Note that it is critical to write stuff down, not just try to remember. This is for your benefit (so you actually remember), and for anyone else who might be working on the issue.

7. Check the Plug

Never trust your assumptions, especially when they’re at the heart of some unexplainable problem. Ask yourself the age−old question: “Is it plugged in?” This seems like a silly thing, but it happens a lot. For example, make sure you’re running the right code in the right environment.

Often when we look at a problem, we find trouble in a particular place, but the cause of that trouble is somewhere upstream of that place, or in its basic foundation. So, it’s important to check for that, too. Did you turn on all the processes you need to? Did you make sure to put gas in the car?

8. Get a Fresh View

If you’re stuck, ask for help. A few reasons why this can be helpful include getting a fresh view, expertise, and experience.

  • In terms of getting a fresh view, sometimes it’s hard to see the big picture from the bottom of a rut. We all have our biases about everything, including where a bug is hiding. Those biases can keep us from seeing what’s really going on. Someone who comes at the problem from a differently biased viewpoint can give us great insights and trigger new approaches. In fact, sometimes explaining the problem to someone else gives you a fresh view, and you solve the problem yourself. Just organizing the facts forces you out of the rut you were in.
  • There are occasions where a part of the system is a mystery to us; rather than go to school for a year to learn about it, we can ask an expert and learn what we need to know quickly. In any case, experts “Understand the System” better than we do, so they know the road map and can give us great search hints. And when we’ve found the bug, they can help us design a proper fix that won’t mess up the rest of the system.
  • Lastly, there may be people around you who have seen this situation before and, given a quick description of what’s going on, can tell you exactly what’s wrong quickly.
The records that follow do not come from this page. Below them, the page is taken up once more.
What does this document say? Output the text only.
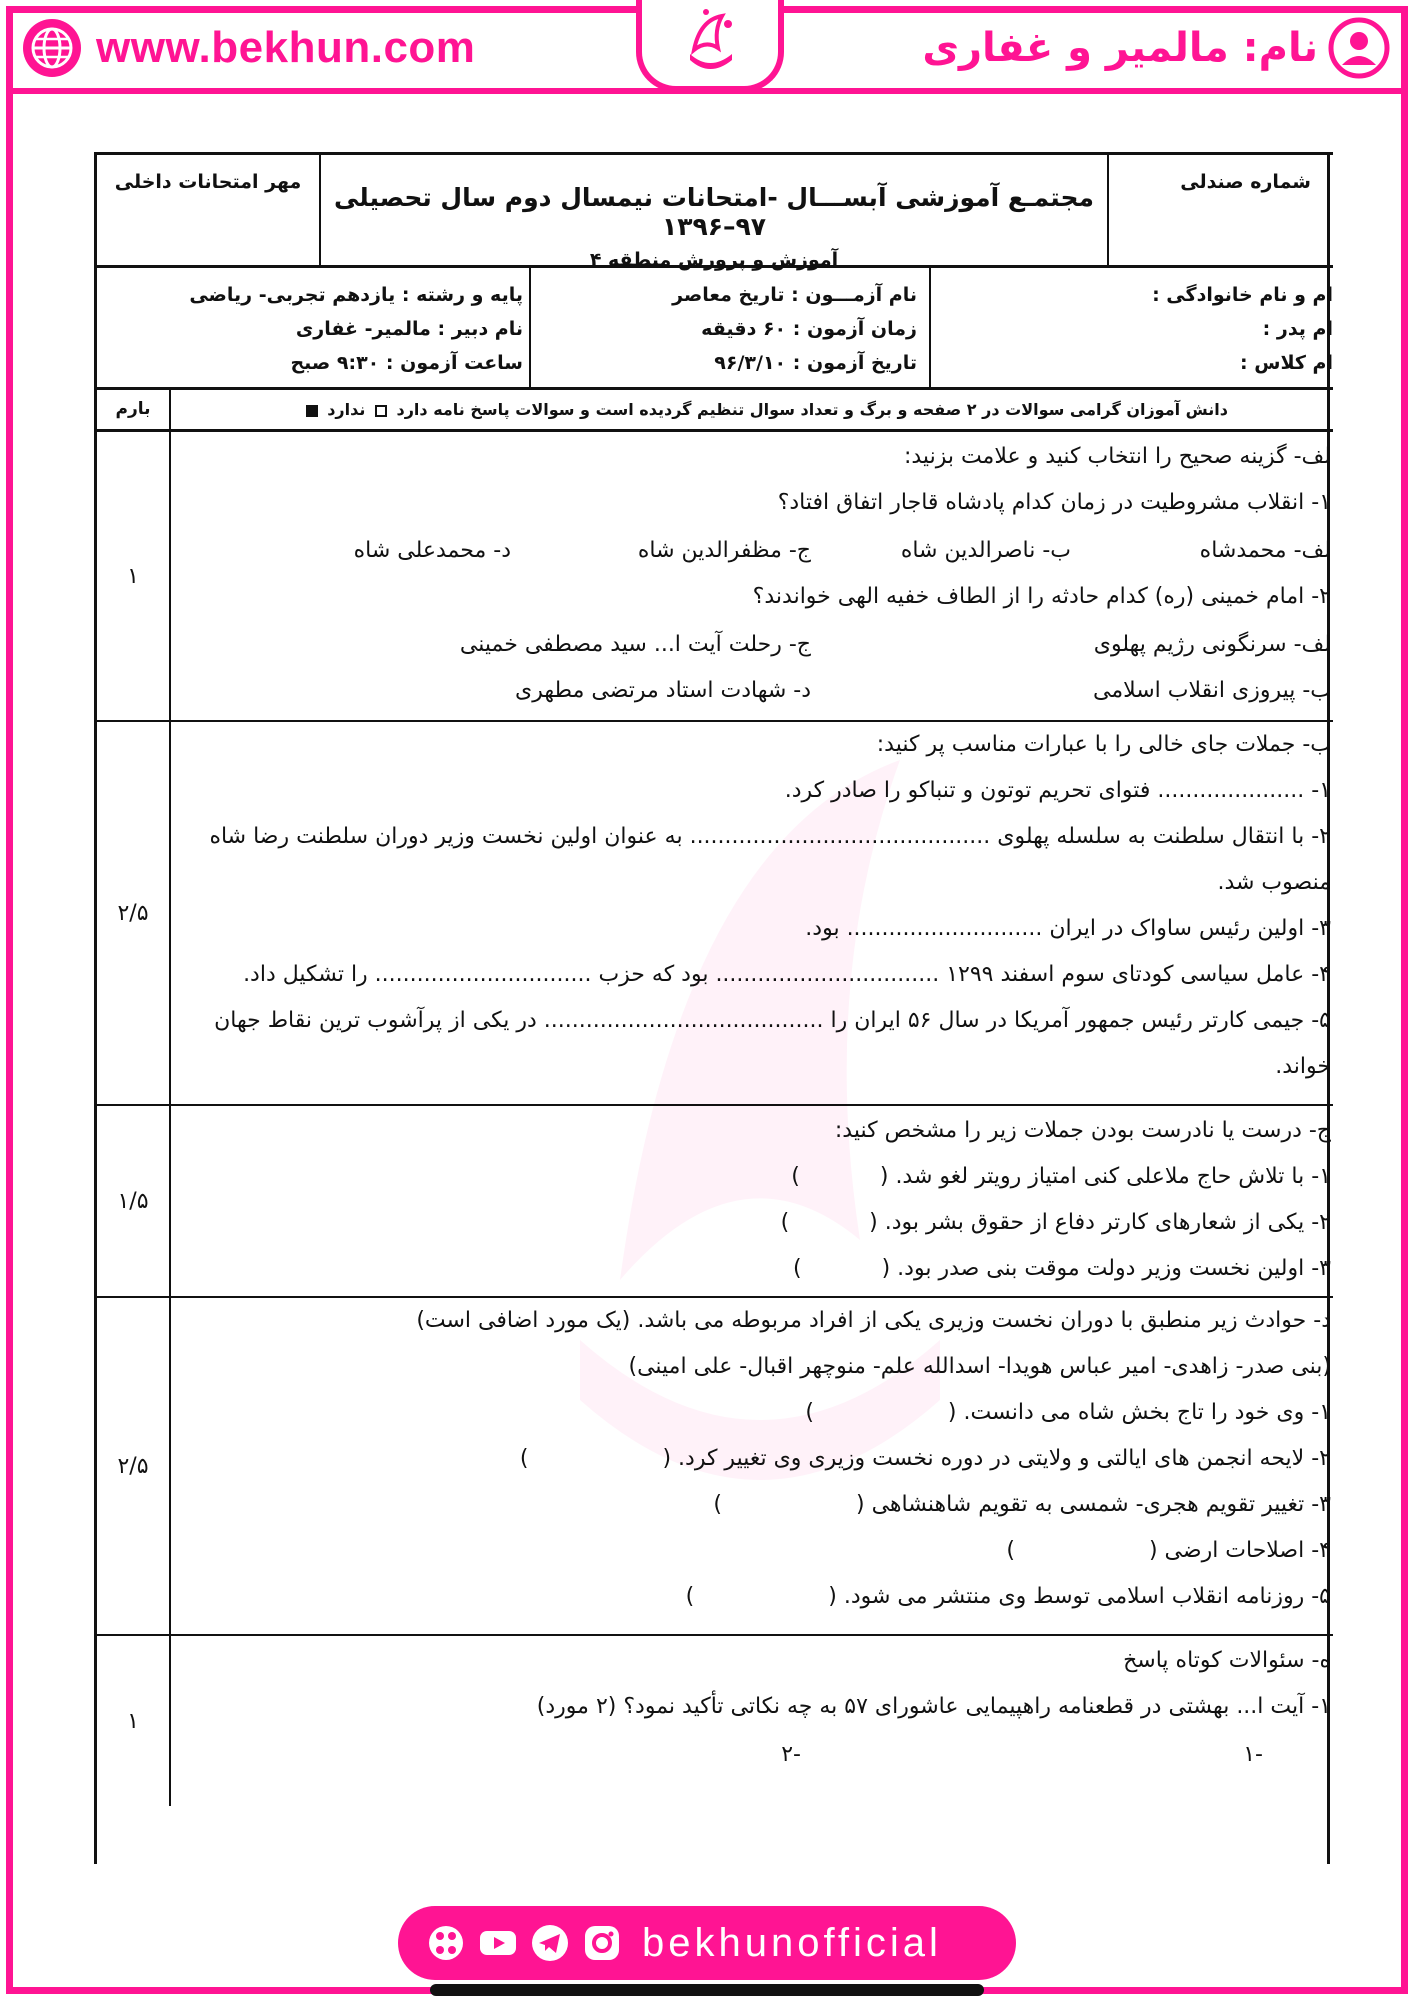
www.bekhun.com	نام: مالمیر و غفاری
شماره صندلی
مجتمـع آموزشی آبســـال -امتحانات نیمسال دوم سال تحصیلی ۹۷–۱۳۹۶
آموزش و پرورش منطقه ۴
مهر امتحانات داخلی
ام و نام خانوادگی :
ام پدر :
ام کلاس :
نام آزمـــون : تاریخ معاصر
زمان آزمون : ۶۰ دقیقه
تاریخ آزمون : ۹۶/۳/۱۰
پایه و رشته : یازدهم تجربی- ریاضی
نام دبیر : مالمیر- غفاری
ساعت آزمون : ۹:۳۰ صبح
دانش آموزان گرامی سوالات در ۲ صفحه و برگ و تعداد سوال تنظیم گردیده است و سوالات پاسخ نامه دارد  ندارد
بارم
لف- گزینه صحیح را انتخاب کنید و علامت بزنید:
۱- انقلاب مشروطیت در زمان کدام پادشاه قاجار اتفاق افتاد؟
لف- محمدشاه
ب- ناصرالدین شاه
ج- مظفرالدین شاه
د- محمدعلی شاه
۲- امام خمینی (ره) کدام حادثه را از الطاف خفیه الهی خواندند؟
لف- سرنگونی رژیم پهلوی
ج- رحلت آیت ا... سید مصطفی خمینی
ب- پیروزی انقلاب اسلامی
د- شهادت استاد مرتضی مطهری
۱
ب- جملات جای خالی را با عبارات مناسب پر کنید:
۱- ..................... فتوای تحریم توتون و تنباکو را صادر کرد.
۲- با انتقال سلطنت به سلسله پهلوی ........................................... به عنوان اولین نخست وزیر دوران سلطنت رضا شاه
منصوب شد.
۳- اولین رئیس ساواک در ایران ............................ بود.
۴- عامل سیاسی کودتای سوم اسفند ۱۲۹۹ ................................ بود که حزب ............................... را تشکیل داد.
۵- جیمی کارتر رئیس جمهور آمریکا در سال ۵۶ ایران را ........................................ در یکی از پرآشوب ترین نقاط جهان
خواند.
۲/۵
ج- درست یا نادرست بودن جملات زیر را مشخص کنید:
۱- با تلاش حاج ملاعلی کنی امتیاز رویتر لغو شد. (  )
۲- یکی از شعارهای کارتر دفاع از حقوق بشر بود. (  )
۳- اولین نخست وزیر دولت موقت بنی صدر بود. (  )
۱/۵
د- حوادث زیر منطبق با دوران نخست وزیری یکی از افراد مربوطه می باشد. (یک مورد اضافی است)
(بنی صدر- زاهدی- امیر عباس هویدا- اسدالله علم- منوچهر اقبال- علی امینی)
۱- وی خود را تاج بخش شاه می دانست. (  )
۲- لایحه انجمن های ایالتی و ولایتی در دوره نخست وزیری وی تغییر کرد. (  )
۳- تغییر تقویم هجری- شمسی به تقویم شاهنشاهی (  )
۴- اصلاحات ارضی (  )
۵- روزنامه انقلاب اسلامی توسط وی منتشر می شود. (  )
۲/۵
ه- سئوالات کوتاه پاسخ
۱- آیت ا... بهشتی در قطعنامه راهپیمایی عاشورای ۵۷ به چه نکاتی تأکید نمود؟ (۲ مورد)
-۱
-۲
۱
bekhunofficial
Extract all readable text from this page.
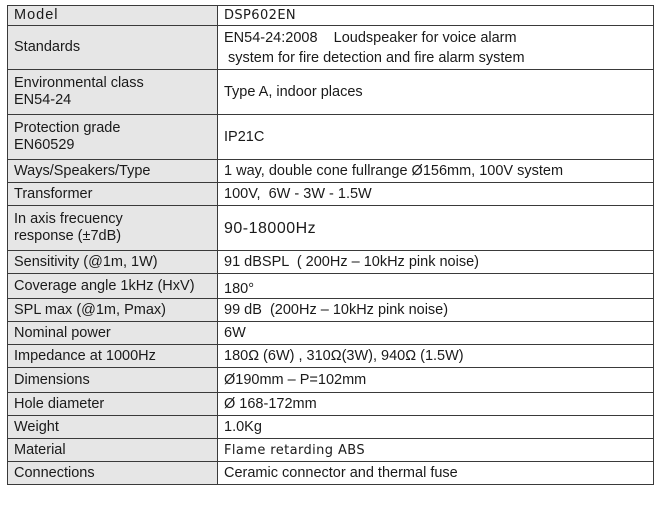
Model	DSP602EN

Standards	EN54-24:2008    Loudspeaker for voice alarm
system for fire detection and fire alarm system

Environmental class
EN54-24	Type A, indoor places

Protection grade
EN60529	IP21C

Ways/Speakers/Type	1 way, double cone fullrange Ø156mm, 100V system

Transformer	100V,  6W - 3W - 1.5W

In axis frecuency
response (±7dB)	90-18000Hz

Sensitivity (@1m, 1W)	91 dBSPL  ( 200Hz – 10kHz pink noise)

Coverage angle 1kHz (HxV)	180°

SPL max (@1m, Pmax)	99 dB  (200Hz – 10kHz pink noise)

Nominal power	6W

Impedance at 1000Hz	180Ω (6W) , 310Ω(3W), 940Ω (1.5W)

Dimensions	Ø190mm – P=102mm

Hole diameter	Ø 168-172mm

Weight	1.0Kg

Material	Flame retarding ABS

Connections	Ceramic connector and thermal fuse
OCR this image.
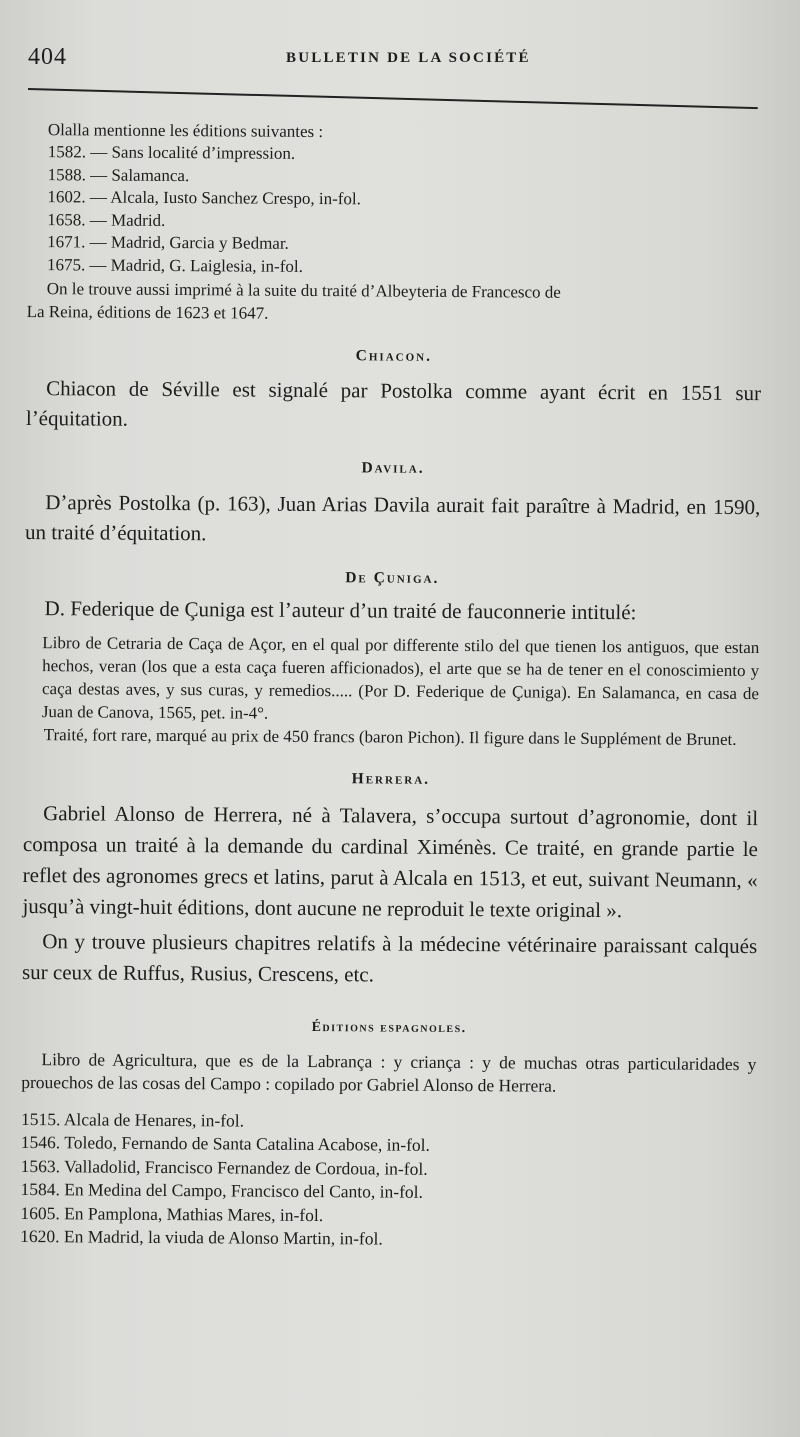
404	BULLETIN DE LA SOCIÉTÉ

Olalla mentionne les éditions suivantes :

1582. — Sans localité d’impression.
1588. — Salamanca.
1602. — Alcala, Iusto Sanchez Crespo, in-fol.
1658. — Madrid.
1671. — Madrid, Garcia y Bedmar.
1675. — Madrid, G. Laiglesia, in-fol.
On le trouve aussi imprimé à la suite du traité d’Albeyteria de Francesco de
La Reina, éditions de 1623 et 1647.
Chiacon.

Chiacon de Séville est signalé par Postolka comme ayant écrit en 1551 sur l’équitation.

Davila.

D’après Postolka (p. 163), Juan Arias Davila aurait fait paraître à Madrid, en 1590, un traité d’équitation.

De Çuniga.

D. Federique de Çuniga est l’auteur d’un traité de fauconnerie intitulé:

Libro de Cetraria de Caça de Açor, en el qual por differente stilo del que tienen los antiguos, que estan hechos, veran (los que a esta caça fueren afficionados), el arte que se ha de tener en el conoscimiento y caça destas aves, y sus curas, y remedios..... (Por D. Federique de Çuniga). En Salamanca, en casa de Juan de Canova, 1565, pet. in-4°.

Traité, fort rare, marqué au prix de 450 francs (baron Pichon). Il figure dans le Supplément de Brunet.

Herrera.

Gabriel Alonso de Herrera, né à Talavera, s’occupa surtout d’agronomie, dont il composa un traité à la demande du cardinal Ximénès. Ce traité, en grande partie le reflet des agronomes grecs et latins, parut à Alcala en 1513, et eut, suivant Neumann, « jusqu’à vingt-huit éditions, dont aucune ne reproduit le texte original ».

On y trouve plusieurs chapitres relatifs à la médecine vétérinaire paraissant calqués sur ceux de Ruffus, Rusius, Crescens, etc.

Éditions espagnoles.

Libro de Agricultura, que es de la Labrança : y criança : y de muchas otras particularidades y prouechos de las cosas del Campo : copilado por Gabriel Alonso de Herrera.

1515. Alcala de Henares, in-fol.
1546. Toledo, Fernando de Santa Catalina Acabose, in-fol.
1563. Valladolid, Francisco Fernandez de Cordoua, in-fol.
1584. En Medina del Campo, Francisco del Canto, in-fol.
1605. En Pamplona, Mathias Mares, in-fol.
1620. En Madrid, la viuda de Alonso Martin, in-fol.
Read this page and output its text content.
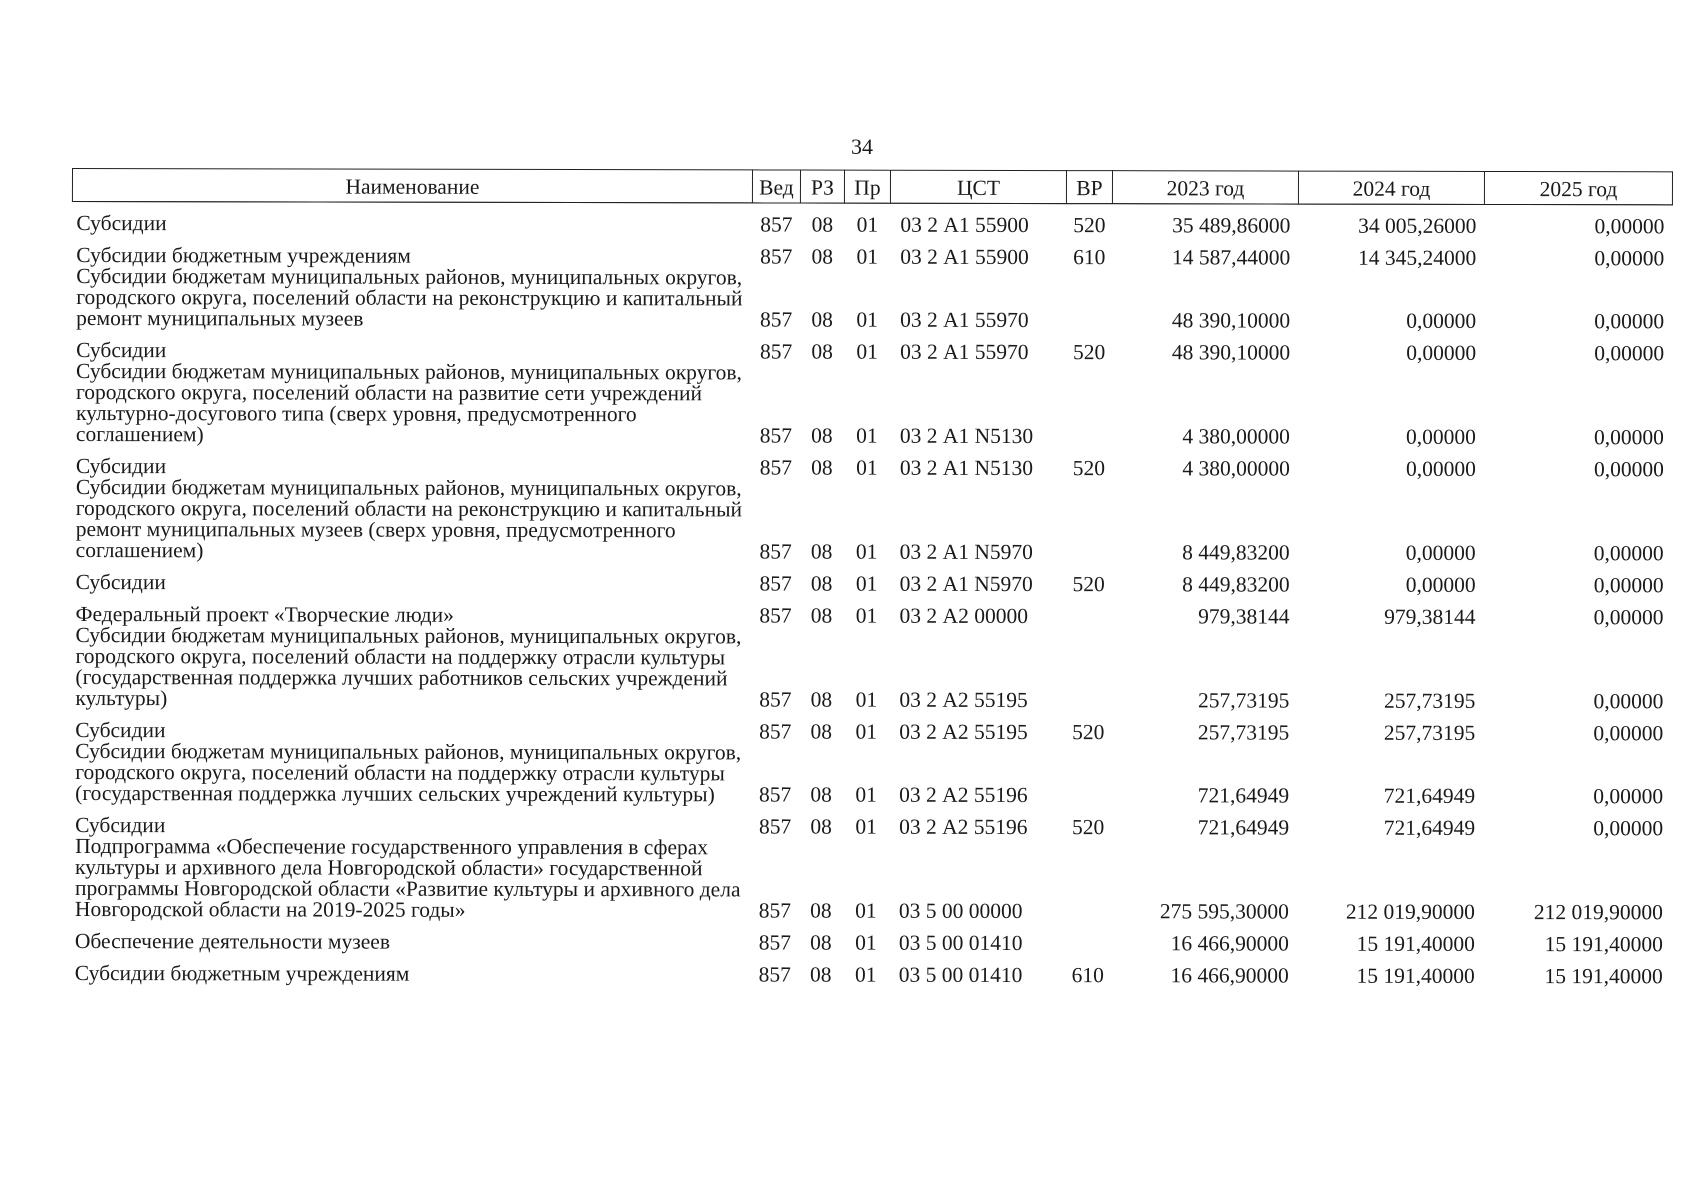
34
Наименование	Вед	РЗ	Пр	ЦСТ	ВР	2023 год	2024 год	2025 год
Субсидии	857	08	01	03 2 А1 55900	520	35 489,86000	34 005,26000	0,00000
Субсидии бюджетным учреждениям	857	08	01	03 2 А1 55900	610	14 587,44000	14 345,24000	0,00000
Субсидии бюджетам муниципальных районов, муниципальных округов, городского округа, поселений области на реконструкцию и капитальный ремонт муниципальных музеев	857	08	01	03 2 А1 55970		48 390,10000	0,00000	0,00000
Субсидии	857	08	01	03 2 А1 55970	520	48 390,10000	0,00000	0,00000
Субсидии бюджетам муниципальных районов, муниципальных округов, городского округа, поселений области на развитие сети учреждений культурно-досугового типа (сверх уровня, предусмотренного соглашением)	857	08	01	03 2 А1 N5130		4 380,00000	0,00000	0,00000
Субсидии	857	08	01	03 2 А1 N5130	520	4 380,00000	0,00000	0,00000
Субсидии бюджетам муниципальных районов, муниципальных округов, городского округа, поселений области на реконструкцию и капитальный ремонт муниципальных музеев (сверх уровня, предусмотренного соглашением)	857	08	01	03 2 А1 N5970		8 449,83200	0,00000	0,00000
Субсидии	857	08	01	03 2 А1 N5970	520	8 449,83200	0,00000	0,00000
Федеральный проект «Творческие люди»	857	08	01	03 2 А2 00000		979,38144	979,38144	0,00000
Субсидии бюджетам муниципальных районов, муниципальных округов, городского округа, поселений области на поддержку отрасли культуры (государственная поддержка лучших работников сельских учреждений культуры)	857	08	01	03 2 А2 55195		257,73195	257,73195	0,00000
Субсидии	857	08	01	03 2 А2 55195	520	257,73195	257,73195	0,00000
Субсидии бюджетам муниципальных районов, муниципальных округов, городского округа, поселений области на поддержку отрасли культуры (государственная поддержка лучших сельских учреждений культуры)	857	08	01	03 2 А2 55196		721,64949	721,64949	0,00000
Субсидии	857	08	01	03 2 А2 55196	520	721,64949	721,64949	0,00000
Подпрограмма «Обеспечение государственного управления в сферах культуры и архивного дела Новгородской области» государственной программы Новгородской области «Развитие культуры и архивного дела Новгородской области на 2019-2025 годы»	857	08	01	03 5 00 00000		275 595,30000	212 019,90000	212 019,90000
Обеспечение деятельности музеев	857	08	01	03 5 00 01410		16 466,90000	15 191,40000	15 191,40000
Субсидии бюджетным учреждениям	857	08	01	03 5 00 01410	610	16 466,90000	15 191,40000	15 191,40000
If you’re asking for help, the author recommends reporting only symptoms, not theories. The reason you went to someone else for fresh insight is that your theories aren’t getting you anywhere. If you go to somebody fresh and lay a theory on them, you drag them right down into the same rut you’re in. At the same time, you’ve probably hidden some key details they need to know, because your bias says they’re not important.

9. If You Didn’t Fix it, It Ain’t Fixed

If you’ve followed the “Make It Fail” rule, you’ll know how to prove that you’ve fixed the problem. Otherwise, don’t assume the bug just “went away” if you don’t see it anymore.

Make sure you’ve fixed the cause and the process before you move on. Take the fix out, make sure the problem occurs, and put it back, to ensure you’ve really handled the bug as expected.